Kafka, Airflow & PySpark

This guide covers three pillars of modern data engineering individually — Apache Kafka for real-time event streaming, Apache Airflow for workflow orchestration, and PySpark for large-scale data transformation — then shows how they compose into a production pipeline stack.

Among them, this trio powers a huge proportion of real-world data platforms: Kafka handles ingestion and event routing, Airflow schedules and monitors batch/streaming jobs, and PySpark performs heavy transformations. Understanding each tool and their integration points is essential for any data engineering role.

Part 1: Apache Kafka
Part 2: Apache Airflow
Part 3: PySpark
Part 4: The Stack — End-to-End Pipeline

Part 1: Apache Kafka

Core Concepts

1. Topics, Partitions & Offsets

A Kafka topic is an append-only, immutable log of events. Topics are split into partitions — the unit of parallelism and data distribution. Each message within a partition gets a monotonically increasing offset. Ordering is guaranteed only within a single partition, not across partitions. When producing, keys determine partition assignment via a hash (default: murmur2). Choosing the right partition count is critical — too few limits consumer parallelism; too many increases broker metadata overhead and end-to-end latency.

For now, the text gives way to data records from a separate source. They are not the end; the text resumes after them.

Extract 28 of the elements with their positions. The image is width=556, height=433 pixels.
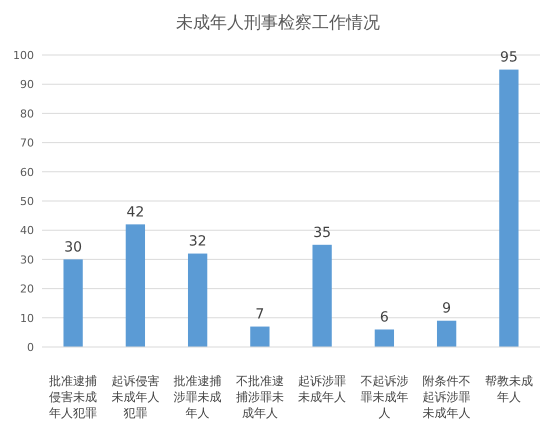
y-tick-label: 30 xyxy=(20,253,34,266)
data-label: 42 xyxy=(126,204,144,220)
y-tick-label: 10 xyxy=(20,312,34,325)
title: 未成年人刑事检察工作情况 xyxy=(176,13,380,33)
y-tick-label: 50 xyxy=(20,195,34,208)
y-tick-label: 90 xyxy=(20,78,34,92)
x-tick-label: 起诉涉罪未成年人 xyxy=(298,374,346,404)
data-label: 32 xyxy=(188,234,207,250)
x-tick-label: 不起诉涉罪未成年人 xyxy=(360,374,408,420)
y-tick-label: 40 xyxy=(20,224,34,238)
y-tick-label: 70 xyxy=(20,136,34,150)
data-label: 30 xyxy=(64,239,82,256)
x-tick-label: 批准逮捕涉罪未成年人 xyxy=(174,374,222,420)
x-tick-label: 起诉侵害未成年人犯罪 xyxy=(111,374,160,420)
x-tick-label: 批准逮捕侵害未成年人犯罪 xyxy=(49,374,98,420)
data-label: 9 xyxy=(442,300,452,317)
y-tick-label: 0 xyxy=(27,341,34,354)
data-label: 7 xyxy=(255,306,264,323)
y-tick-label: 20 xyxy=(20,282,34,296)
y-tick-label: 60 xyxy=(20,166,34,179)
y-tick-label: 100 xyxy=(13,49,34,62)
x-tick-label: 不批准逮捕涉罪未成年人 xyxy=(236,374,284,420)
data-label: 35 xyxy=(313,224,332,241)
x-tick-label: 帮教未成年人 xyxy=(484,374,533,404)
x-tick-label: 附条件不起诉涉罪未成年人 xyxy=(422,374,471,420)
data-label: 95 xyxy=(500,50,518,66)
data-label: 6 xyxy=(380,309,389,326)
y-tick-label: 80 xyxy=(20,107,34,120)
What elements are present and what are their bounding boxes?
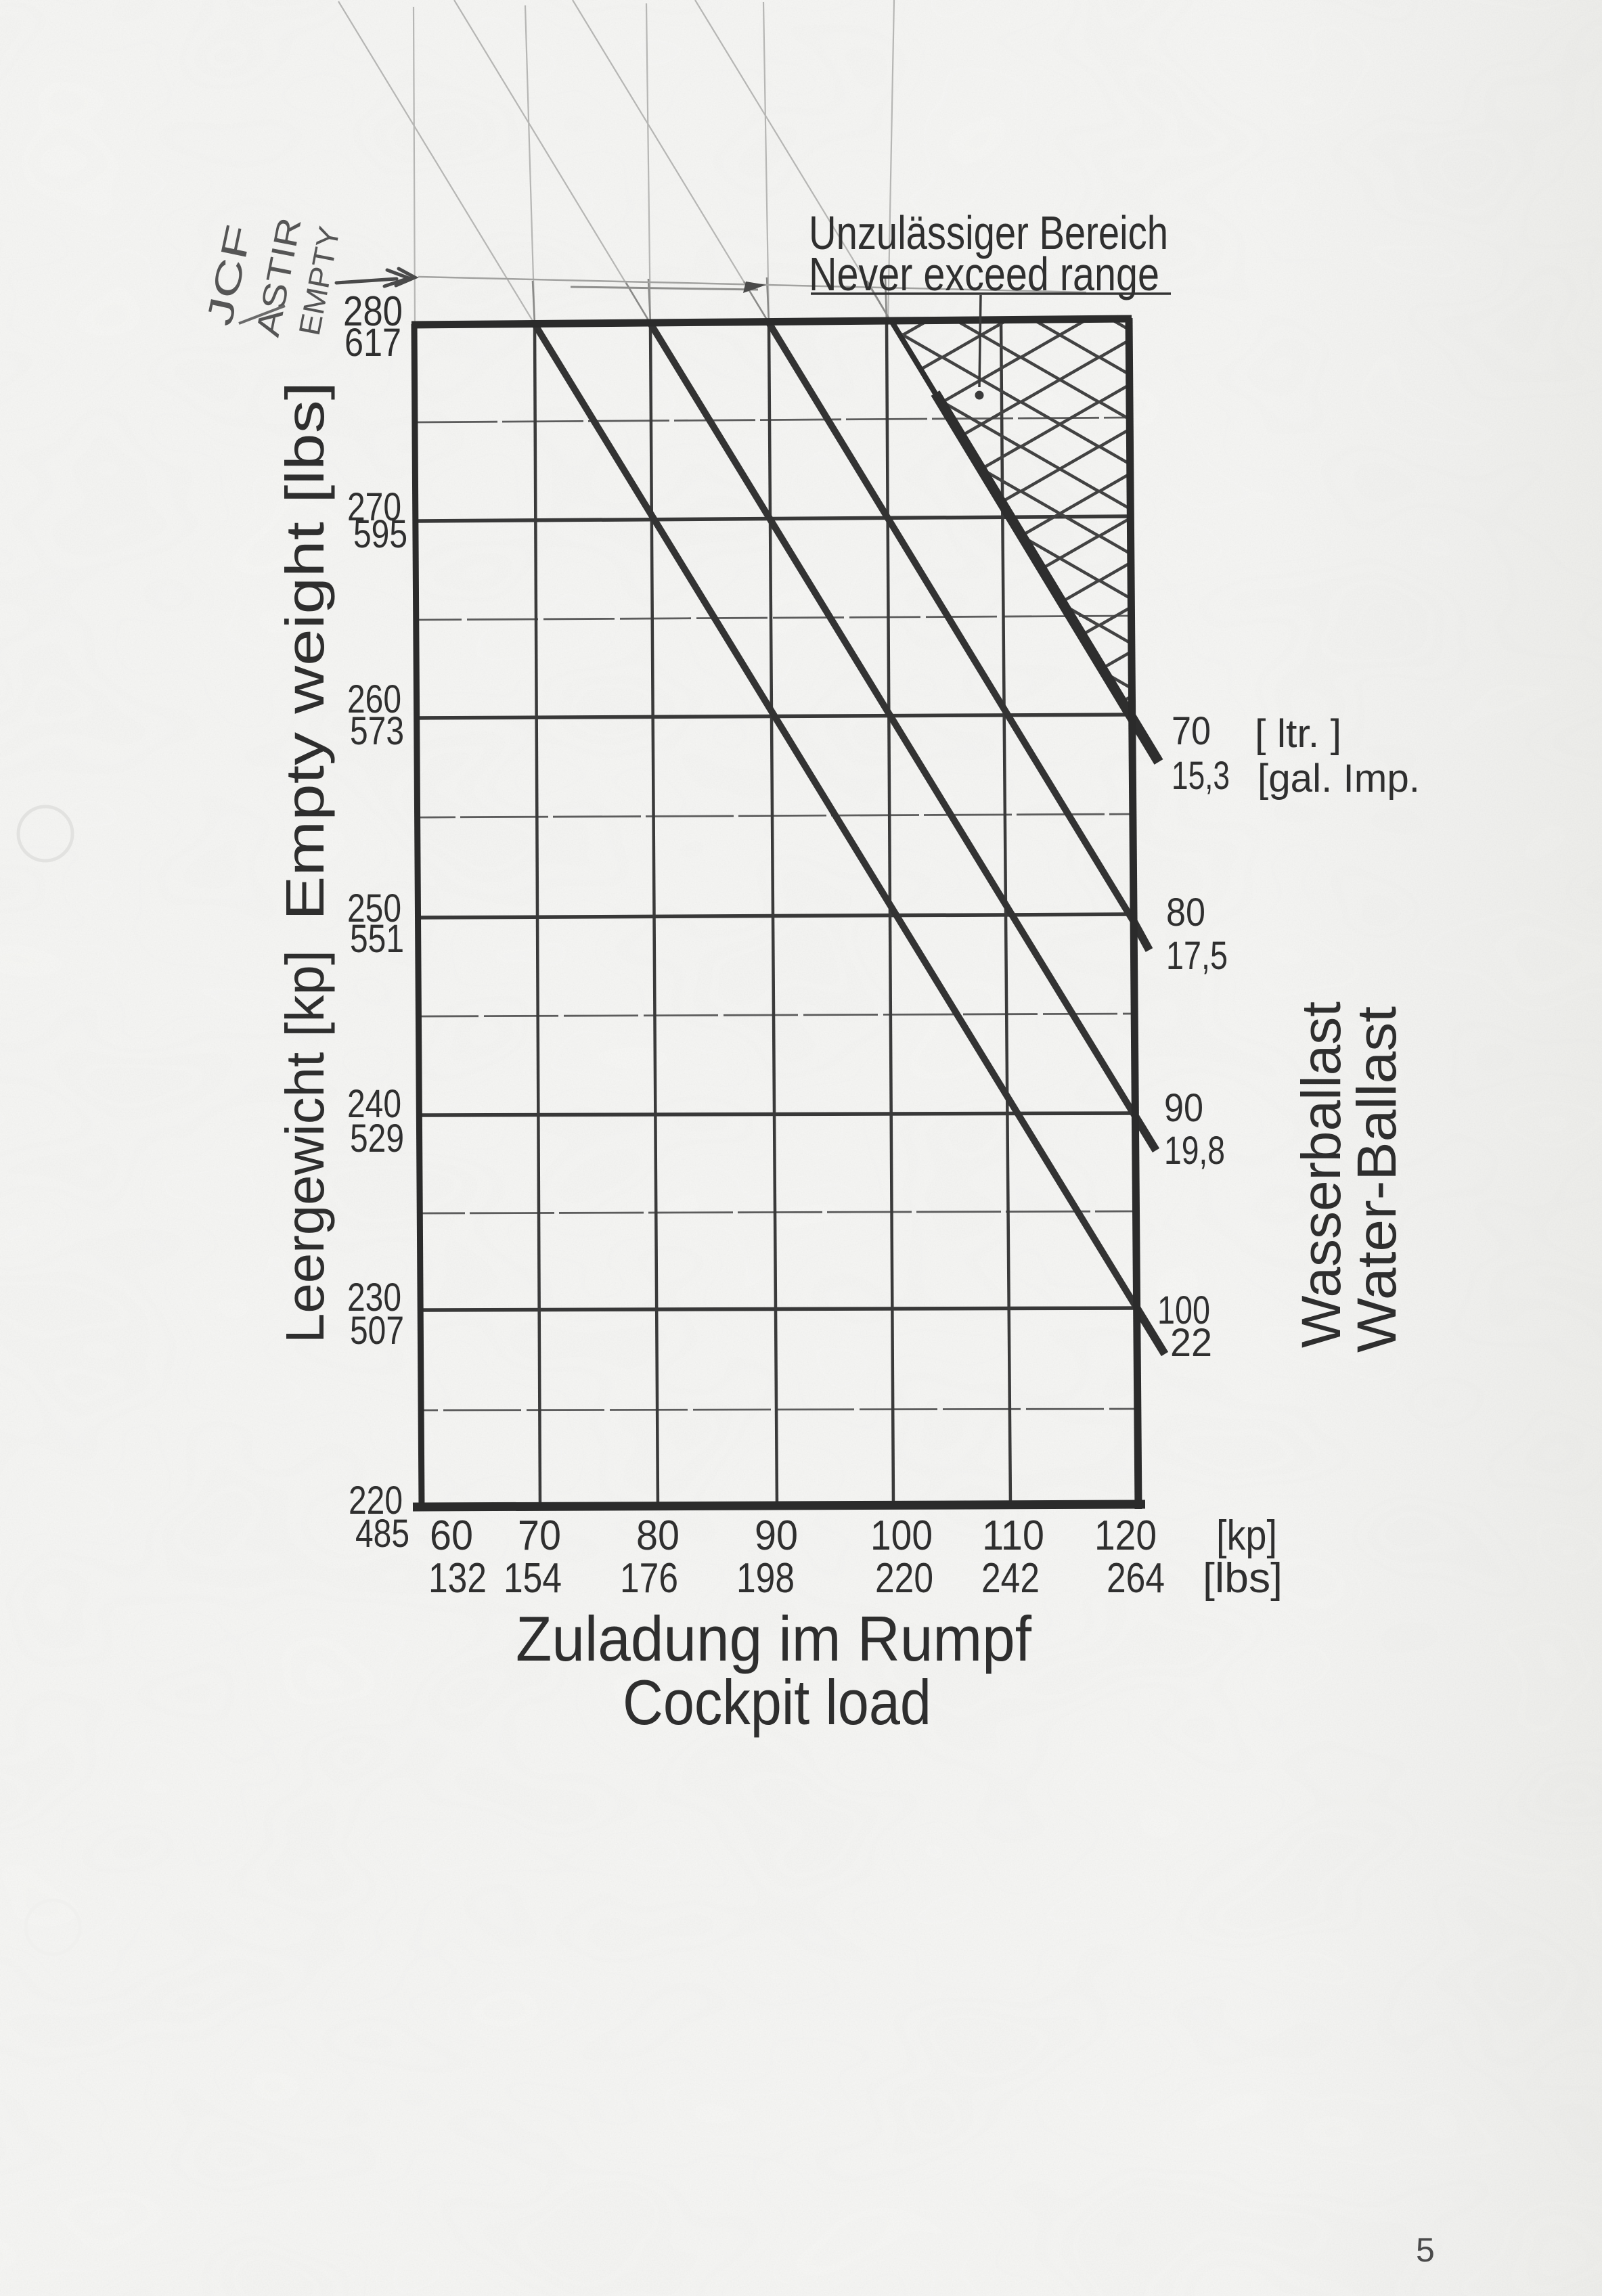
svg-text:120: 120 <box>1094 1512 1157 1559</box>
svg-text:270: 270 <box>347 485 401 529</box>
svg-text:551: 551 <box>350 917 404 961</box>
svg-text:90: 90 <box>1164 1086 1203 1130</box>
svg-text:80: 80 <box>636 1512 680 1559</box>
svg-text:80: 80 <box>1166 891 1205 935</box>
svg-text:154: 154 <box>504 1555 562 1602</box>
svg-text:[lbs]: [lbs] <box>1203 1555 1283 1602</box>
svg-text:260: 260 <box>347 677 401 721</box>
svg-text:617: 617 <box>344 321 401 365</box>
svg-text:[gal. Imp.: [gal. Imp. <box>1258 757 1420 801</box>
svg-text:242: 242 <box>981 1555 1040 1602</box>
svg-text:90: 90 <box>755 1512 798 1559</box>
svg-text:100: 100 <box>1157 1288 1210 1332</box>
svg-text:Zuladung im Rumpf: Zuladung im Rumpf <box>516 1603 1032 1674</box>
svg-text:19,8: 19,8 <box>1164 1129 1225 1173</box>
svg-text:Water-Ballast: Water-Ballast <box>1346 1006 1408 1353</box>
svg-text:132: 132 <box>428 1555 487 1602</box>
svg-text:Unzulässiger Bereich: Unzulässiger Bereich <box>809 206 1168 259</box>
svg-text:100: 100 <box>870 1512 933 1559</box>
svg-text:60: 60 <box>430 1512 473 1559</box>
svg-text:595: 595 <box>353 512 407 556</box>
svg-text:280: 280 <box>343 288 403 335</box>
svg-text:17,5: 17,5 <box>1166 934 1228 978</box>
svg-text:507: 507 <box>350 1309 404 1353</box>
svg-text:5: 5 <box>1416 2231 1435 2269</box>
svg-text:198: 198 <box>736 1555 795 1602</box>
svg-text:22: 22 <box>1170 1321 1212 1365</box>
svg-text:230: 230 <box>347 1276 401 1320</box>
svg-text:Empty weight [lbs]: Empty weight [lbs] <box>275 382 335 920</box>
svg-text:110: 110 <box>982 1512 1044 1559</box>
svg-text:[ ltr. ]: [ ltr. ] <box>1255 712 1341 756</box>
svg-text:485: 485 <box>355 1512 409 1556</box>
svg-text:Never exceed range: Never exceed range <box>809 248 1159 300</box>
svg-text:220: 220 <box>875 1555 933 1602</box>
svg-text:Cockpit load: Cockpit load <box>623 1667 931 1738</box>
svg-text:15,3: 15,3 <box>1172 754 1230 798</box>
svg-text:220: 220 <box>349 1479 403 1523</box>
svg-text:240: 240 <box>347 1082 401 1126</box>
svg-text:[kp]: [kp] <box>1216 1512 1277 1559</box>
svg-text:529: 529 <box>350 1117 404 1161</box>
svg-text:Wasserballast: Wasserballast <box>1291 1001 1352 1348</box>
svg-text:70: 70 <box>1172 709 1211 753</box>
svg-text:Leergewicht [kp]: Leergewicht [kp] <box>275 950 335 1343</box>
svg-text:250: 250 <box>347 886 401 930</box>
svg-text:176: 176 <box>620 1555 678 1602</box>
svg-text:264: 264 <box>1107 1555 1165 1602</box>
svg-text:70: 70 <box>518 1512 561 1559</box>
svg-text:573: 573 <box>350 709 404 753</box>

2. Consumer Groups & Rebalancing

Consumers subscribe to topics as part of a consumer group. Kafka assigns each partition to exactly one consumer in the group, enabling horizontal scale-out. When consumers join or leave, a rebalance occurs. Older "eager" rebalancing stops all consumers during reassignment. Modern Kafka (2.4+) supports cooperative incremental rebalancing which only revokes the specific partitions that need to move, minimizing downtime. The new KIP-848 consumer group protocol (server-side assignment, GA in Kafka 3.7+) further reduces rebalance latency.

3. Exactly-Once Semantics (EOS)

Kafka supports three delivery guarantees: at-most-once, at-least-once, and exactly-once. EOS relies on two features: idempotent producers (deduplication via producer ID + sequence number) and transactions (atomic writes across multiple partitions). For consume-transform-produce patterns, use isolation.level=read_committed so consumers only see committed transaction data. EOS adds ~3-5% latency overhead and requires careful transactional.id management.

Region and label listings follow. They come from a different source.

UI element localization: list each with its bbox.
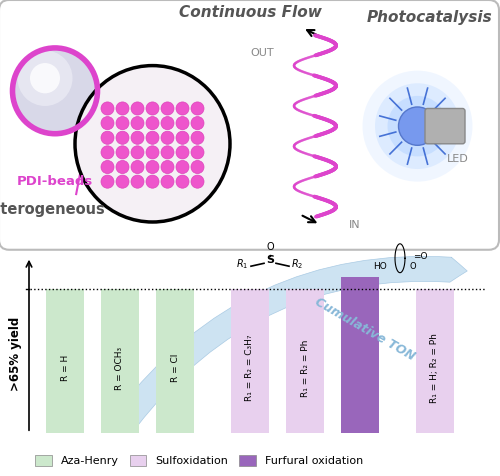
Circle shape (146, 175, 159, 188)
Text: Heterogeneous: Heterogeneous (0, 202, 106, 217)
Circle shape (161, 160, 174, 174)
Text: S: S (266, 256, 274, 266)
Circle shape (116, 117, 129, 129)
Circle shape (116, 160, 129, 174)
Circle shape (161, 175, 174, 188)
Text: HO: HO (373, 262, 387, 271)
Bar (156, 288, 194, 433)
Circle shape (176, 160, 189, 174)
Text: R₁ = R₂ = Ph: R₁ = R₂ = Ph (300, 339, 310, 397)
Text: R = OCH₃: R = OCH₃ (116, 347, 124, 390)
Circle shape (176, 146, 189, 159)
Circle shape (146, 131, 159, 144)
Text: O: O (266, 242, 274, 252)
Bar (416, 288, 454, 433)
FancyArrowPatch shape (117, 257, 467, 427)
FancyBboxPatch shape (425, 109, 465, 144)
Circle shape (161, 146, 174, 159)
Circle shape (131, 146, 144, 159)
Text: O: O (409, 262, 416, 271)
Circle shape (362, 70, 472, 182)
Circle shape (375, 83, 460, 169)
Circle shape (146, 160, 159, 174)
Circle shape (131, 131, 144, 144)
Circle shape (176, 175, 189, 188)
Bar (101, 288, 139, 433)
Text: IN: IN (349, 219, 361, 229)
Circle shape (116, 131, 129, 144)
Circle shape (146, 146, 159, 159)
Circle shape (131, 117, 144, 129)
Text: Continuous Flow: Continuous Flow (178, 5, 322, 20)
Text: >65% yield: >65% yield (10, 317, 22, 391)
Circle shape (176, 117, 189, 129)
Text: Cumulative TON: Cumulative TON (312, 295, 418, 363)
Circle shape (101, 175, 114, 188)
Circle shape (18, 50, 72, 106)
Circle shape (161, 117, 174, 129)
Circle shape (161, 102, 174, 115)
Bar (341, 277, 379, 433)
Text: R₁ = R₂ = C₃H₇: R₁ = R₂ = C₃H₇ (246, 335, 254, 401)
Circle shape (75, 66, 230, 222)
Bar (286, 288, 324, 433)
Bar (231, 288, 269, 433)
Circle shape (116, 175, 129, 188)
Text: OUT: OUT (250, 48, 274, 58)
Circle shape (191, 146, 204, 159)
Text: $R_2$: $R_2$ (292, 258, 304, 271)
Circle shape (116, 102, 129, 115)
Circle shape (101, 117, 114, 129)
Circle shape (191, 175, 204, 188)
FancyBboxPatch shape (0, 0, 499, 250)
Circle shape (12, 48, 98, 134)
Text: =O: =O (413, 252, 427, 261)
Bar (46, 288, 84, 433)
Circle shape (161, 131, 174, 144)
Circle shape (146, 102, 159, 115)
Text: LED: LED (446, 154, 468, 164)
Circle shape (191, 117, 204, 129)
Circle shape (116, 146, 129, 159)
Text: R₁ = H; R₂ = Ph: R₁ = H; R₂ = Ph (430, 333, 440, 403)
Text: R = H: R = H (60, 355, 70, 381)
Text: $R_1$: $R_1$ (236, 258, 248, 271)
Circle shape (388, 96, 448, 157)
Circle shape (101, 102, 114, 115)
Circle shape (131, 102, 144, 115)
Circle shape (131, 160, 144, 174)
Text: PDI-beads: PDI-beads (17, 175, 93, 188)
Circle shape (131, 175, 144, 188)
Circle shape (30, 63, 60, 93)
Circle shape (176, 131, 189, 144)
Circle shape (191, 131, 204, 144)
Circle shape (398, 107, 436, 145)
Circle shape (101, 146, 114, 159)
Circle shape (176, 102, 189, 115)
Circle shape (191, 160, 204, 174)
Circle shape (146, 117, 159, 129)
Circle shape (101, 131, 114, 144)
Legend: Aza-Henry, Sulfoxidation, Furfural oxidation: Aza-Henry, Sulfoxidation, Furfural oxida… (30, 450, 367, 471)
Text: Photocatalysis: Photocatalysis (367, 10, 493, 25)
Text: R = Cl: R = Cl (170, 354, 179, 382)
Circle shape (101, 160, 114, 174)
Circle shape (191, 102, 204, 115)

4. Replication & ISR (In-Sync Replicas)

Each partition has a leader and zero or more follower replicas. The ISR set contains followers that are caught up with the leader within replica.lag.time.max.ms. A produce is acknowledged based on acks: acks=0 (fire-and-forget), acks=1 (leader only), acks=all (all ISR members). Setting min.insync.replicas=2 with acks=all and replication.factor=3 is the standard production durability configuration.

5. Schema Registry & Schema Evolution

In production, a Schema Registry (e.g., Confluent Schema Registry) manages Avro, Protobuf, or JSON schemas for topics. It enforces compatibility rules — BACKWARD, FORWARD, FULL — preventing producers from publishing data that would break consumers. This decouples producer and consumer deployments. The schema ID is embedded in the first 5 bytes of each message (magic byte + 4-byte ID).

6. Log Compaction & Retention

Kafka supports two retention strategies: time/size-based deletion and log compaction. Compaction keeps only the latest value for each key, making the topic a materializable table. This is the foundation for Kafka as a "streaming database" — changelog topics in Kafka Streams use compaction. Compaction runs as a background thread and never removes the active segment, so recent duplicates may temporarily exist.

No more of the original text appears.